Coordenadas Políticas/Martín Aguilar/La estupidez no tiene nombre

Hace algunos meses, entristecido por la forma como se desprecia al servicio exterior, el embajador Agustín Gutiérrez Canet escribió una reflexión en la cual decía: las embajadas se han convertido en “basureros de plata”. Hoy podría decir: además se usan B&B de la clase en el poder.

Son los hostales del bienestar; casas de huéspedes distinguidos. Suites para los hijos VIP.

El descubrimiento de cómo la improvisada embajadora Josefa González convirtió la sede diplomática de México en Londres (ciudad donde ya había estado tras su separación de Agustín Basave) en casa de huéspedes para alojar a uno de los herederos de Marcelo Ebrard (quien se llama Patrick; no Patricio in spanish) resulta algo vergonzoso, pero no tanto como la conmovida y grotesca explicación de los hechos, presentados como si nada, por el señor ex secretario de Relaciones Exteriores, el ya dicho señor Ebrard cuya cara tiene la dureza de una roca.

Sus explicaciones oscilan entre el cinismo y el disimulo. Estas son algunas de sus justificaciones recogidas por la prensa tras su declaración frente a la presidenta de la República en la “mañanera de ayer.

“No usamos ningún recurso indebidamente… (entonces si lo usamos)

“No veo ningún abuso de mi parte, salvo la preocupación de un papá por un hijo…

“Si algo se me puede recriminar es que como padre me haya preocupado la salud de mi hijo estando en un país extranjero.

“Su conducta fue intachable”.

Pues si Don Marcelo no ve ningún abuso de su parte, muchos mexicanos sí lo vemos.

Su pertenencia a la “casta divina” en la burocracia morenista de alto nivel, le permite conductas patrimonialistas sobre los bienes del Estado (como los edificios en el exterior) cuyo aprovechamiento de hospedaje permanece vedado para todos los demás ciudadanos de este país quienes no tienen nada, ni siquiera intereses en conflicto.

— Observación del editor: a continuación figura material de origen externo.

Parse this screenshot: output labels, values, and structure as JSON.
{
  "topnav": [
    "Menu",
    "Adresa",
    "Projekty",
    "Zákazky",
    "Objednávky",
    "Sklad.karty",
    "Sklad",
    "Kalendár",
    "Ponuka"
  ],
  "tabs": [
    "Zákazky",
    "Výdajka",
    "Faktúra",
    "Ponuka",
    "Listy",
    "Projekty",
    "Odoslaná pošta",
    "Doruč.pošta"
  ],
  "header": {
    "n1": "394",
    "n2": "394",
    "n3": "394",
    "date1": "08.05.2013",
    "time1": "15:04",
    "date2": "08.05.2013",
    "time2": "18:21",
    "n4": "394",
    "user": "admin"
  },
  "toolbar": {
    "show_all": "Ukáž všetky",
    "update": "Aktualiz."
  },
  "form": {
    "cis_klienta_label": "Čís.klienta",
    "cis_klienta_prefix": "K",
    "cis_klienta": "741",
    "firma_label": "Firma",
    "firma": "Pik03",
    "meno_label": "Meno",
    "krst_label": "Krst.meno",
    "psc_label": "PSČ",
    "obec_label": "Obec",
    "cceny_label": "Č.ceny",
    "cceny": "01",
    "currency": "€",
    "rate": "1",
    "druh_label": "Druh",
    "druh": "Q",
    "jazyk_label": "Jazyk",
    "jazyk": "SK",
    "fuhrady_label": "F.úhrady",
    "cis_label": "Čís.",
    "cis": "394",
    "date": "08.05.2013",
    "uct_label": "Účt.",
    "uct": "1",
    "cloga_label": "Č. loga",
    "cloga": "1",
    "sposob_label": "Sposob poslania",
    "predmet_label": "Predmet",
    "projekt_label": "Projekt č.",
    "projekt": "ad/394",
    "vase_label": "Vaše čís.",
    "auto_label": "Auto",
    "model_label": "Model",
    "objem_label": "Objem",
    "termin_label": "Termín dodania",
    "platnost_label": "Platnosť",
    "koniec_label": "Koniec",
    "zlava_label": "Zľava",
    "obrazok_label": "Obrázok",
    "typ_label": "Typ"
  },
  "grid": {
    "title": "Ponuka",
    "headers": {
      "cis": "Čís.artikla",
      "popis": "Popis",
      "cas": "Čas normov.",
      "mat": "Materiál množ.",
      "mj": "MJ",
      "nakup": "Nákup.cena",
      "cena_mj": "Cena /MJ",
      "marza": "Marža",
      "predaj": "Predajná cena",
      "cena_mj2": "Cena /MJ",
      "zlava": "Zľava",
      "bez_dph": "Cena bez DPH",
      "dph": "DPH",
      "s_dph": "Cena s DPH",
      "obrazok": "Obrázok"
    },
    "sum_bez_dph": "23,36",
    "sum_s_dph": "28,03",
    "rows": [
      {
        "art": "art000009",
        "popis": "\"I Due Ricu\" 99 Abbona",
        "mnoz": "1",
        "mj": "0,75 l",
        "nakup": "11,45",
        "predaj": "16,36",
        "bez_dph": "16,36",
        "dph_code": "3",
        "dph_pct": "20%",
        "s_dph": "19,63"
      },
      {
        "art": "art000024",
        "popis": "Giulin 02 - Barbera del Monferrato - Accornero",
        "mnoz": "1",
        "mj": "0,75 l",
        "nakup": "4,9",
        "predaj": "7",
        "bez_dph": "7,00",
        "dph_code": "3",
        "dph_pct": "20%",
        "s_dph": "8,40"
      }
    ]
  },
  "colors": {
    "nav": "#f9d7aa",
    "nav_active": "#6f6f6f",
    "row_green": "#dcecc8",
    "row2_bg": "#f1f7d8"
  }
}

Y su abnegación de padre austero preocupado por su hijo en el extranjero, choca con sus propias explicaciones en las cuales el joven Patrick es un estudiante dedicado cuyo empeño encontró la oportunidad –gracias al cargo paterno– de vivir gratuitamente seis meses en uno de los distritos más costosos de Londres (muy cerca de donde vive la ex esposa de Javier Duarte) una ciudad de las más caras del mundo, mientras estudiaba neurociencia o algo parecido.

“Su conducta –dice su cumplido padre — fue impecable”.

Seguramente la suya sí.

Pero el joven Ebrard no es funcionario gubernamental ni está sujeto a responsabilidades legales e institucionales; no tuvo nunca una relación jerárquica con la embajadora y no puede ser acusado por servirse de los bienes nacionales en su provecho. Lo impecable de uno es lo sucio del otro.

La situación económica de Marcelo Ebrard es conocida. Aunque tengo el dato me lo reservo, pero ¿cuánto vale –como ejemplo— la casa morelense con la cual terminó su compromiso tras el divorcio de la señora Mariagna Pratts? ¿La abundancia de una vida dedicada a la política y los negocios de ella derivados –suficientes para un autoexilio europeo de cinco años– ya no le alcanza para pagarle un hostal de estudiante al hijo bienamado?